From our point of view, among the mining myths that have most generated discussion, leading to the definition of criteria or positions in various areas and the reality in connection therewith, the following stand out:

Myth: Most of Mexico’s territory is under concession. In fact, according to information from the General Mining Office, there are 24,066 concession titles in effect, covering 16.83 million hectares, equivalent to only 8.59 percent of the national territory, considering that it has a total area of 196.018 million hectares. In addition, of the 8.59 percent only 2.06 percent is currently productive, or about 4 million hectares. From those 4 million hectares, only approximately 200,000 hectares, that is 0.10 percent of the national territory, is occupied by mining facilities, sites or infrastructure.

Myth: Mining activities do not pay taxes. In reality, mining is one of the sectors that pays the most taxes. It is estimated that the tax burden of mining activities nationally is more than 50 percent of their income. According to data from Mexico’s Mining Chamber, from 2016 to 2019, the mining sector paid more than MX$104 billion in income tax only and over MX$26 million in mining duties.

Myth: Mining is a dangerous and unhealthy activity. Actually, the accident rate is below the national average, according to data from the Mexican Social Security Institute (IMSS).

Myth: Mining pays low wages. In reality, mining work is well-paid compared to other industries. Mining workers’ wages on average are 39 percent higher than the national average. As a profession, mine engineering is the fourth-highest paid career nationally, according to data from the Ministry of Labor and Social Welfare.

Myth: Mining investments are short term. This is totally false and ignores the reality of mining activities. Mining investments are businesses with long-term maturity periods and high capital risks. In fact, it is estimated that out of every 1,000 mining prospects to be explored, 100 are subject to detailed exploration and only one actually becomes a mine and that it can take anywhere from 5 to 20 years from the start of exploration of a project, if successful, to its start-up.

Myth: Mining only leaves ghost towns. In reality, as mentioned above, in the history of our country, mining gave rise to cities such as Pachuca, Guanajuato, Zacatecas, San Luis Potosi, Durango, Chihuahua, Taxco and Parral, which could not, for any reason, be considered ghost towns. Curiously, many small towns that did not achieve independent economic development when the mines were depleted now live off tourism, from the magic they had when they were mining villages. In fact, seven out of 10 of each of the towns listed as Pueblos Mágicos (magic villages) were mining towns.

These and other myths that have emerged around mining start from a great unawareness of the reality and evolution of mining itself. Eighteenth-century mining is being judged by the eyes of the 21st century without considering its evolution. We cannot and should not judge with a current vision past events or facts which, although they could now be criticized, were not perceived this way in their time. The past helps us learn and evolve and this is what mining has done. 

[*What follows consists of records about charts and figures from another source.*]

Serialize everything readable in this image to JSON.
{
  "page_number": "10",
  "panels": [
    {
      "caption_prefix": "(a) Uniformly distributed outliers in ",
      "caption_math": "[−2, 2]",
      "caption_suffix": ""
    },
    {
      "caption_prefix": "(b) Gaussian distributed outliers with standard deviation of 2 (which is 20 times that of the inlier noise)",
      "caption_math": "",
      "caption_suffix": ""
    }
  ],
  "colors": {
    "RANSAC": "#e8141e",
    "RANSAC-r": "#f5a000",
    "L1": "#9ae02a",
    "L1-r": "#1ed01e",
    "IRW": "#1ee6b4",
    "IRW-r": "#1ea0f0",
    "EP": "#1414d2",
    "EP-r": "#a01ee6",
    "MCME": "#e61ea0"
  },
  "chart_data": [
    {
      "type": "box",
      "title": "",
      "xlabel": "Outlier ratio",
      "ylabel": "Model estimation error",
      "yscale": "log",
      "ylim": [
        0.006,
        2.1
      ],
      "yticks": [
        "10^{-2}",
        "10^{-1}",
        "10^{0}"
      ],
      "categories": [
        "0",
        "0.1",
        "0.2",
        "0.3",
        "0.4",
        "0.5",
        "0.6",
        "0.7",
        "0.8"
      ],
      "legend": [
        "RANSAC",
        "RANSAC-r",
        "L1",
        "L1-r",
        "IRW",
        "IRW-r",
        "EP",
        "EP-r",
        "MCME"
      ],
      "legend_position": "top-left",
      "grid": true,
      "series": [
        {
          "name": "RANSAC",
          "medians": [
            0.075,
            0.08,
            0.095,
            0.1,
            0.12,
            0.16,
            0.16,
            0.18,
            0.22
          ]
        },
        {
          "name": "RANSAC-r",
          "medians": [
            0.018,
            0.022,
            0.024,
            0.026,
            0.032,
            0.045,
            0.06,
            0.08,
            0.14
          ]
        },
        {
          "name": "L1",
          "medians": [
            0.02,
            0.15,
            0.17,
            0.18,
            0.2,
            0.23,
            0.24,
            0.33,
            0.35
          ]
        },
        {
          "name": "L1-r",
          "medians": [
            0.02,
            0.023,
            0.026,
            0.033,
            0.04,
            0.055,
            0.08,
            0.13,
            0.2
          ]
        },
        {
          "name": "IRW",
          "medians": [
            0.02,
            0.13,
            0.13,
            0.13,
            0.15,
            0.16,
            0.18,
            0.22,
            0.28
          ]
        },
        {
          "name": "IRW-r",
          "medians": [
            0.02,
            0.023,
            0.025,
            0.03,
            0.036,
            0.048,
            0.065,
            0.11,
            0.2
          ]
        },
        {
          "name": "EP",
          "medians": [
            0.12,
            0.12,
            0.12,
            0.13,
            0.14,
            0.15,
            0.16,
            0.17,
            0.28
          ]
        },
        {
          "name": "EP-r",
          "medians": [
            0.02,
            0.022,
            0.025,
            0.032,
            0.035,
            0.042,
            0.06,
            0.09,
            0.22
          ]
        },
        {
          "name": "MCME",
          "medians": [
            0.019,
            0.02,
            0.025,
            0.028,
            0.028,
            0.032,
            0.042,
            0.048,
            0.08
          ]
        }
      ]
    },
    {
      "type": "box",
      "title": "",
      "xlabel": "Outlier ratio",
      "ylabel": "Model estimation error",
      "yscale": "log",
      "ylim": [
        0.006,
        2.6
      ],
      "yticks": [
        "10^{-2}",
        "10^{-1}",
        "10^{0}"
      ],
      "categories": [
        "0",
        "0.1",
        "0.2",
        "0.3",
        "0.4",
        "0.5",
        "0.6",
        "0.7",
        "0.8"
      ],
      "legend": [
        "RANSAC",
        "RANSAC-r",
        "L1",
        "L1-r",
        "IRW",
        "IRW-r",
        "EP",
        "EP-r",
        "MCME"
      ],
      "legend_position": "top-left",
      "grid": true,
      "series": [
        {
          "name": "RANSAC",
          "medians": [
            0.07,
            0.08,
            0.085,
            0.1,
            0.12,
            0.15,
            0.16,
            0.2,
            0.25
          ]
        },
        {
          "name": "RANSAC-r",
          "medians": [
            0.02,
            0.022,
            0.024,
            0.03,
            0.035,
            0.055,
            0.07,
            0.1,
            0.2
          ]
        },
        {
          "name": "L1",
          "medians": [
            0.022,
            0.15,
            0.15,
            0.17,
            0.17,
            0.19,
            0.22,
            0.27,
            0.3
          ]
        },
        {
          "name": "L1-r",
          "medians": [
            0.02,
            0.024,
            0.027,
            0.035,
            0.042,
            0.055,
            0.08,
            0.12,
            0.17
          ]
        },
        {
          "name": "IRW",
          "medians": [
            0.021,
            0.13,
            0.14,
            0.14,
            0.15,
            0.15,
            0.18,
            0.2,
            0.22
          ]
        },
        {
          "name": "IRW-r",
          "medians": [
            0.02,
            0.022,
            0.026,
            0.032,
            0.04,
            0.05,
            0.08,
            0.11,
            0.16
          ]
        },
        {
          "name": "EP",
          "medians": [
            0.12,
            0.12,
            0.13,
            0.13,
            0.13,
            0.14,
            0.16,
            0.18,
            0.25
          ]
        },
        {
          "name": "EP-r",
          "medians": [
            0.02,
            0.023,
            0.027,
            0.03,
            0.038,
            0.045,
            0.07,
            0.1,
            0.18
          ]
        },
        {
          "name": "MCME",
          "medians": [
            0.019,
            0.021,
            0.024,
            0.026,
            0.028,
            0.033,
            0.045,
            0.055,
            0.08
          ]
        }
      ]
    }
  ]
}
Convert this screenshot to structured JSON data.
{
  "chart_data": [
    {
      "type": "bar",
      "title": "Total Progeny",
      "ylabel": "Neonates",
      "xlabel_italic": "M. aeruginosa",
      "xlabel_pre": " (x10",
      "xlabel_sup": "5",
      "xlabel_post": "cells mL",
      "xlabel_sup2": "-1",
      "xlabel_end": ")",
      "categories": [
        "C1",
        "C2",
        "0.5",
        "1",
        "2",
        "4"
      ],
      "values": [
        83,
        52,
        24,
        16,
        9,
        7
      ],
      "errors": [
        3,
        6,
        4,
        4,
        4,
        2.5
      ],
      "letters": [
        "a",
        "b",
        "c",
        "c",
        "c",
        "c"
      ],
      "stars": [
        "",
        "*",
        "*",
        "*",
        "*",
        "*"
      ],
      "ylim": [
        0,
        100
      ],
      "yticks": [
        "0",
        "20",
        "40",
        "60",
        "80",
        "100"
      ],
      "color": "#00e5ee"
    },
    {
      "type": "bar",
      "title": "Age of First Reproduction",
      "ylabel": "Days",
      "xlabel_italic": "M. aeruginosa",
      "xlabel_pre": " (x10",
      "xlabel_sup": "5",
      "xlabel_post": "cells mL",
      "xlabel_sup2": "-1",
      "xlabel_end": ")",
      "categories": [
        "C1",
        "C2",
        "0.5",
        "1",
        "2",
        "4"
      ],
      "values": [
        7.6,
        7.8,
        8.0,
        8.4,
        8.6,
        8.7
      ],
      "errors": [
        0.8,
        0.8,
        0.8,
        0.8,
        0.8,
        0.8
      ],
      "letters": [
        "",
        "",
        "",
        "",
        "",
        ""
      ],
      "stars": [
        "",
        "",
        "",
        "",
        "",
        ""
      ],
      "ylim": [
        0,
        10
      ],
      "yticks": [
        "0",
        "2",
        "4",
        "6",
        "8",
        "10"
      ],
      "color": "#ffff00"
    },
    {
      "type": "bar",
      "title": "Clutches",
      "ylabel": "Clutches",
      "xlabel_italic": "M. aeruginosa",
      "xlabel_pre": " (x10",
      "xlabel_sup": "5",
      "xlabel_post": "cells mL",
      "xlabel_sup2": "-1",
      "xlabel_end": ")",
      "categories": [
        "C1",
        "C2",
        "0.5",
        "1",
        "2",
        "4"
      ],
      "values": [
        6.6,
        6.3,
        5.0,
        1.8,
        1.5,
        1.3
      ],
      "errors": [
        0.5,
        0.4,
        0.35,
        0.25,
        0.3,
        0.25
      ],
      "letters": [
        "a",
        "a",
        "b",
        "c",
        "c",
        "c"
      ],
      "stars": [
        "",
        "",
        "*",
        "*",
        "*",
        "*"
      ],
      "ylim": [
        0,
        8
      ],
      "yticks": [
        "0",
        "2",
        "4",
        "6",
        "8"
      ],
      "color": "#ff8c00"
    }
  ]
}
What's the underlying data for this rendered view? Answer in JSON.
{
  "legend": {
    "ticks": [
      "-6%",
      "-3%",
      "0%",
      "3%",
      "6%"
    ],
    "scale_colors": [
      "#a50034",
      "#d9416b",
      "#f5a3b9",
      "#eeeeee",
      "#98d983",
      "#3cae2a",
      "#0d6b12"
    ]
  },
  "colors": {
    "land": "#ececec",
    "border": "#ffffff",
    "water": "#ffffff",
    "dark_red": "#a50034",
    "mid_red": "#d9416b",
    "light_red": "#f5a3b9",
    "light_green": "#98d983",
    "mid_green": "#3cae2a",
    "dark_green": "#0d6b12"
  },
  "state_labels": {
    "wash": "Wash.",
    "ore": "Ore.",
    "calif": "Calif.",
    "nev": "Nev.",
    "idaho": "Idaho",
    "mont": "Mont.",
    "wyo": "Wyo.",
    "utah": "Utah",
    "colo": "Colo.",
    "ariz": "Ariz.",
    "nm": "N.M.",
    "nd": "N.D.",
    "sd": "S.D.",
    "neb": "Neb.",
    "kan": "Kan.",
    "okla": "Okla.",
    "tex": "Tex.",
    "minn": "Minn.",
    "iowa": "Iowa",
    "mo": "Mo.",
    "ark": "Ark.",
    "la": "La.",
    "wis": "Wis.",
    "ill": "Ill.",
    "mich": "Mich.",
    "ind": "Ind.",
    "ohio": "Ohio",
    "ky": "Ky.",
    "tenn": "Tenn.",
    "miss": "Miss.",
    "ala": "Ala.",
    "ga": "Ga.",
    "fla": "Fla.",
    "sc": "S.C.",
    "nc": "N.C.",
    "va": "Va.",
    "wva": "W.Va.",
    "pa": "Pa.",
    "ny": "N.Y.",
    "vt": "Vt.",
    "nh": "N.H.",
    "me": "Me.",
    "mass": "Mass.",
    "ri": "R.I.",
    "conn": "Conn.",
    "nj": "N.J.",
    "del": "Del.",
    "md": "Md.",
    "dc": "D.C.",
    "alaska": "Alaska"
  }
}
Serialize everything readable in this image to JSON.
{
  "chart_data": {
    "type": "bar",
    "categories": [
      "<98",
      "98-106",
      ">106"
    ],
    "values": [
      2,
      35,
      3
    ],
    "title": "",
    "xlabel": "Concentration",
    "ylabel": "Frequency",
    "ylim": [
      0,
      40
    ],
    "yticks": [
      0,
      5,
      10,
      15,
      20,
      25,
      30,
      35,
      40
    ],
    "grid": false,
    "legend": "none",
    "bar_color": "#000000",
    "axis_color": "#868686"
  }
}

Mexican mining needs to be judged considering its reality, without bringing past myths or prejudices into the present. We need public policy that acknowledges the importance of this sector nationwide, that seeks to strengthen this activity to generate mechanisms that attract and retain long-term national and foreign investment, that dispels myths and provides real incentives for such investment, offering legal certainty and security to promote the growth and sustainability of a sector that for centuries has significantly contributed to the country’s development.